Com amor de 2 mulheres em crise, ELAS abre Mostra Aldir Blanc na SP Escola de Teatro

ELAS, do Coletivo Caracóis, abre a programação da Mostra Aldir Blanc na SP Escola de Teatro Digital, dias 4, 5 e 6/5 às 21h - Foto: Sol Faganello/Divulgação - Blog do Arcanjo 2021
ELAS, do Coletivo Caracóis, abre a programação da Mostra Aldir Blanc na SP Escola de Teatro Digital, dias 4, 5 e 6/5 às 21h – Foto: Sol Faganello/Divulgação – Blog do Arcanjo 2021

Por MIGUEL ARCANJO PRADO
@miguel.arcanjo

Como o amor resiste em tempos de confinamentos que fazem aflorar antigas rugas e mágoas? Esta poderia ser uma das premissas do espetáculo ELAS, do Coletivo Caracóis. A obra foi criada pelas artistas Carina Murias, Carol Moreno, Fernanda Heitzmann, Maria Carolina Ito, Náshara Silveira e Sol Faganello e aborda as fissuras no romance entre duas mulheres em tempos pandêmicos.

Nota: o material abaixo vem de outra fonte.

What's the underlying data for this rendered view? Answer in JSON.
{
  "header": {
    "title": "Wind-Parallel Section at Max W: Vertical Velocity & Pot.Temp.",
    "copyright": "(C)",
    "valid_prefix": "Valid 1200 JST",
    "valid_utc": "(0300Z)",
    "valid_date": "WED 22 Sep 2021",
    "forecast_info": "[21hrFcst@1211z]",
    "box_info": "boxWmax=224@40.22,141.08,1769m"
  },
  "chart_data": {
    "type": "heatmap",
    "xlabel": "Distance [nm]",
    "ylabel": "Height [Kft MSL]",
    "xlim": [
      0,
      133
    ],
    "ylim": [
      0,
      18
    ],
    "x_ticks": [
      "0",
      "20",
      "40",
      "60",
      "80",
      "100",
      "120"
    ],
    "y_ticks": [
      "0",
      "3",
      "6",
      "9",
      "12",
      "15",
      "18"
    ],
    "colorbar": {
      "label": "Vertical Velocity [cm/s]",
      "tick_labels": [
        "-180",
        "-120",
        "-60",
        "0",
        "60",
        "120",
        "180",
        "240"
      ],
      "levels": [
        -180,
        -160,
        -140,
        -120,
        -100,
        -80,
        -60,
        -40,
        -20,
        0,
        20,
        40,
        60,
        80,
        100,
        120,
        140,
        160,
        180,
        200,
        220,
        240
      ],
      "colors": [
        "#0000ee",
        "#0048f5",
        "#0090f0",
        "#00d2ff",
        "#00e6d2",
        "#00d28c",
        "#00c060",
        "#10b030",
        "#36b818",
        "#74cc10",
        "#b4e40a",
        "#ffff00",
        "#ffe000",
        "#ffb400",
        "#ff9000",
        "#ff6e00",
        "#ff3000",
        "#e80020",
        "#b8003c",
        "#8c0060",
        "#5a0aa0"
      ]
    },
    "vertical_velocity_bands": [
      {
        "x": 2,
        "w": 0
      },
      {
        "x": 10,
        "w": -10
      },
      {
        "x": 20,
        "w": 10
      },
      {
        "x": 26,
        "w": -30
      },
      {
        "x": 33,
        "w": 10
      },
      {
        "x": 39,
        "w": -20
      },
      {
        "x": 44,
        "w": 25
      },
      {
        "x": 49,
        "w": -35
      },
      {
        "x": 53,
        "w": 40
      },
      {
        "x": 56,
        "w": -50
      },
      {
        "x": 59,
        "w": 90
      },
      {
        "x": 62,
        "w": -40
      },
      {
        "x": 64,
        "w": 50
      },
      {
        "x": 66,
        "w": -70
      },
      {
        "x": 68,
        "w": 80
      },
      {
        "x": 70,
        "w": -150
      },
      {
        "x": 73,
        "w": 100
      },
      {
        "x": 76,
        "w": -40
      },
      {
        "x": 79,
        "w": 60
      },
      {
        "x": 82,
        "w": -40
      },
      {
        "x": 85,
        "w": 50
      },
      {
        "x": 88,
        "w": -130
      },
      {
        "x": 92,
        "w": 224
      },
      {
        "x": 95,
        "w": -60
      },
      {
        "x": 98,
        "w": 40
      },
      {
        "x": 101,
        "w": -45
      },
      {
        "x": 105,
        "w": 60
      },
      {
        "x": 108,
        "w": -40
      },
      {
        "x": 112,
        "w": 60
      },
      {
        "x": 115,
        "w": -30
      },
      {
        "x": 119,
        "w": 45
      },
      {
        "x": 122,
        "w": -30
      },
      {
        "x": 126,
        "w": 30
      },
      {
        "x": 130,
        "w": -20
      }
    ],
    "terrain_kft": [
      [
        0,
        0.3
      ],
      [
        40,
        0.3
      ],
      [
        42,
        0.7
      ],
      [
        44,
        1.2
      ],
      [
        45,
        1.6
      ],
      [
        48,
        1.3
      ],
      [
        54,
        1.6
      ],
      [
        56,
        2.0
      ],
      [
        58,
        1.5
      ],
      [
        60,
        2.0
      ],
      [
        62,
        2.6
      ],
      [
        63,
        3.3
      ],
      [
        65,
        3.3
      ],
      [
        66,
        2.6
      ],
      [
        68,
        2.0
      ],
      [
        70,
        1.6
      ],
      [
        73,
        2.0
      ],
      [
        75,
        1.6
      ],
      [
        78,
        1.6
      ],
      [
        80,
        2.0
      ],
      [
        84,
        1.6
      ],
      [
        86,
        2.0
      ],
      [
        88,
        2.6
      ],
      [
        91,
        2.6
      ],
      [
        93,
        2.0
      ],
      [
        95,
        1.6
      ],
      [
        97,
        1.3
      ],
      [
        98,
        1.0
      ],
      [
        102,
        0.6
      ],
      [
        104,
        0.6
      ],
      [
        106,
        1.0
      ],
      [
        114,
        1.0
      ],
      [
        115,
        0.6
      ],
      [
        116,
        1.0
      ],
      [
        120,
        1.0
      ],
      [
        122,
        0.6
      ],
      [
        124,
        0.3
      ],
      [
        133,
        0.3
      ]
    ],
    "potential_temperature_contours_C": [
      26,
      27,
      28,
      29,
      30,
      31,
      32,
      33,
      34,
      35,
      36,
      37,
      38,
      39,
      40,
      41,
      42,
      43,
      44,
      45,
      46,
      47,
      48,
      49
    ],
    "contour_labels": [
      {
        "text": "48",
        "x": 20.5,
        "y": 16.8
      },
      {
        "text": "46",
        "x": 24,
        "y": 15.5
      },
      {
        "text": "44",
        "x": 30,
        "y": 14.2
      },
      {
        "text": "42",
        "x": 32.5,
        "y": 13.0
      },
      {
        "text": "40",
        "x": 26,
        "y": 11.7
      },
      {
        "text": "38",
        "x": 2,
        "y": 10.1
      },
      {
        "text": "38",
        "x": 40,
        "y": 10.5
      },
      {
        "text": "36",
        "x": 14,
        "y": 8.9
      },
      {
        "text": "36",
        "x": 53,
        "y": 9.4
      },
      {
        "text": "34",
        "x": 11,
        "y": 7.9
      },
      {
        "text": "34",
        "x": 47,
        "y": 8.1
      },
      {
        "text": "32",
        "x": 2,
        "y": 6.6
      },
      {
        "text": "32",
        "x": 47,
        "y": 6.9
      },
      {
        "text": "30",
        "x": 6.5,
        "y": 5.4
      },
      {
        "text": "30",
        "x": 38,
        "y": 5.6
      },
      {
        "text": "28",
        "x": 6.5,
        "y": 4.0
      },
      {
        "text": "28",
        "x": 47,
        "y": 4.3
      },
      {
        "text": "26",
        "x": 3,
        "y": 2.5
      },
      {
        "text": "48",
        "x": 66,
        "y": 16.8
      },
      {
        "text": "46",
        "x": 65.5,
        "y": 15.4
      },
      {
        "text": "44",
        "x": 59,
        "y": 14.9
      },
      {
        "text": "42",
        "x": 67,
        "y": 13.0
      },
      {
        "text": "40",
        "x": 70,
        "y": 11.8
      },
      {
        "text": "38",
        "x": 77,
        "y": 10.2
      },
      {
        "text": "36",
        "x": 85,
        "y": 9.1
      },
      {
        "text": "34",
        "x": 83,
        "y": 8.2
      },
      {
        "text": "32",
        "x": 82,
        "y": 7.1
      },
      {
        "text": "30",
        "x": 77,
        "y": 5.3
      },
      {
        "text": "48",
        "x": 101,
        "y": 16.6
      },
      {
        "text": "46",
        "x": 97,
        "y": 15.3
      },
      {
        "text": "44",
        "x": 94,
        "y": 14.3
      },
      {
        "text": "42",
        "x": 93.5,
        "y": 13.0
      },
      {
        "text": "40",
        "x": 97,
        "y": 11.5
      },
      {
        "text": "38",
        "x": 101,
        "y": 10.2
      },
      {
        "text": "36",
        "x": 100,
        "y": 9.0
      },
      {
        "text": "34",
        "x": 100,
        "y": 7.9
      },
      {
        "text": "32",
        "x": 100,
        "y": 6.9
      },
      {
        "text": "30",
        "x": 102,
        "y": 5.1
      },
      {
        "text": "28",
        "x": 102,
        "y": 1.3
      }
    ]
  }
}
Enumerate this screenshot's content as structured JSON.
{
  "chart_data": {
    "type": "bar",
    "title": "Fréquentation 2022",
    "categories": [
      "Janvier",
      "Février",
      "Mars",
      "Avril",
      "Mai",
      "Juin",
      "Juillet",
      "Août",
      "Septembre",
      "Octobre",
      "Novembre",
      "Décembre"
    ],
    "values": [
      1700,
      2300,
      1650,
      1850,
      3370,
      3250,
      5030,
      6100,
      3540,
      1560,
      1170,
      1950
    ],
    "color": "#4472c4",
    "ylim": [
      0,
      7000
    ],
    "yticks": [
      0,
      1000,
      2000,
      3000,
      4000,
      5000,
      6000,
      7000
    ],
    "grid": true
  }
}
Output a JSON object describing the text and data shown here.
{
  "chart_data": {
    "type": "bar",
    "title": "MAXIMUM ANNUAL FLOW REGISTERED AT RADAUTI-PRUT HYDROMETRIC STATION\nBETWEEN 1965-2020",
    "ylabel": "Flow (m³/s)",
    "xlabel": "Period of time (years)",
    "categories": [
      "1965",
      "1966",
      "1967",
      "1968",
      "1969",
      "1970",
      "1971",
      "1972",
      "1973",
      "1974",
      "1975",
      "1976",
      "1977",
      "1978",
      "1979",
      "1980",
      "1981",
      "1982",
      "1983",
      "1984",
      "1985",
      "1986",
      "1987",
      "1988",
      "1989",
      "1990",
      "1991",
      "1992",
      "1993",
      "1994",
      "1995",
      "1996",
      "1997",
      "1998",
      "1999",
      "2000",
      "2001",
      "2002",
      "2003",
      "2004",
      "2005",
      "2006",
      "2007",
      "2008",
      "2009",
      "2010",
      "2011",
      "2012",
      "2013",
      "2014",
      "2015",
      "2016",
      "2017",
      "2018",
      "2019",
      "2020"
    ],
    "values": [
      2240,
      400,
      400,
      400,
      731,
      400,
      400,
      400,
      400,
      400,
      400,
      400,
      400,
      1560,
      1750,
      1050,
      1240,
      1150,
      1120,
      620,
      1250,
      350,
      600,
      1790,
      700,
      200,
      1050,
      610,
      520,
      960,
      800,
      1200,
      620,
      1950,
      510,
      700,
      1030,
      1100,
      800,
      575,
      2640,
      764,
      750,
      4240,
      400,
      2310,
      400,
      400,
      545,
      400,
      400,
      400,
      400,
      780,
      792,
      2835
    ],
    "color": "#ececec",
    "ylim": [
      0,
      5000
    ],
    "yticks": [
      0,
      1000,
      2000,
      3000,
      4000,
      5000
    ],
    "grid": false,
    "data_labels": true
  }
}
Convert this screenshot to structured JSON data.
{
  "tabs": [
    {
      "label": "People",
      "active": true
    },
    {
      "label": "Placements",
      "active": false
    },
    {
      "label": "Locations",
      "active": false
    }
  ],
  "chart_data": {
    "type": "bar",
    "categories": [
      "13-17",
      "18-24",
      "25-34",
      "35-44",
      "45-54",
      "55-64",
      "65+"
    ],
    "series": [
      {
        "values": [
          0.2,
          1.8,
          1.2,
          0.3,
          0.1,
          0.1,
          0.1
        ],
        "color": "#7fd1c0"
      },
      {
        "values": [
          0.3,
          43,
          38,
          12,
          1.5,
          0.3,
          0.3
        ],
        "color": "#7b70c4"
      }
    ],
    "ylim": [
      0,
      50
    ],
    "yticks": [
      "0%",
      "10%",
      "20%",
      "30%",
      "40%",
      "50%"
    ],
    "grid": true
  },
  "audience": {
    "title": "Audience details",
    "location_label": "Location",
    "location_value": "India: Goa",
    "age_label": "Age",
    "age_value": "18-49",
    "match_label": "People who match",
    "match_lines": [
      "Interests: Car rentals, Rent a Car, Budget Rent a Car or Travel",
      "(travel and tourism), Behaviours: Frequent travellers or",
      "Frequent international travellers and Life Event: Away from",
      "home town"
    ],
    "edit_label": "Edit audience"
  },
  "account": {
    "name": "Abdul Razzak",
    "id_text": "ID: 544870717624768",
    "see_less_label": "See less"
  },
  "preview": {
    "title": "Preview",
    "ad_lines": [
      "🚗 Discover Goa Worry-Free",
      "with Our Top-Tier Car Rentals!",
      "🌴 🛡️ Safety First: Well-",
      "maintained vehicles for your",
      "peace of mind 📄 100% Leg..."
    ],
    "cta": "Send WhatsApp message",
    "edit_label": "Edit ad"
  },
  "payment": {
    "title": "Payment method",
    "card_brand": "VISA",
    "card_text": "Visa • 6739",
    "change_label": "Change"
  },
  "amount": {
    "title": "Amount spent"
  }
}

O espetáculo abre a Mostra Aldir Blanc na SP Escola de Teatro Digital, com sessões nesta terça (4), quarta (5) e quinta (6), às 21h, com ingressos disponíveis para serem retirados na Sympla. A programação completa conta com 12 espetáculos das cinco regiões brasileiras, sob curadoria de Miguel Arcanjo Prado com assistência de Rodrigo Barros e Marcio Tito. A Mostra apresenta um panorama nacional e diverso de espetáculos de artistas e coletivos fomentados pela importante lei de fomento às artes e à cultura.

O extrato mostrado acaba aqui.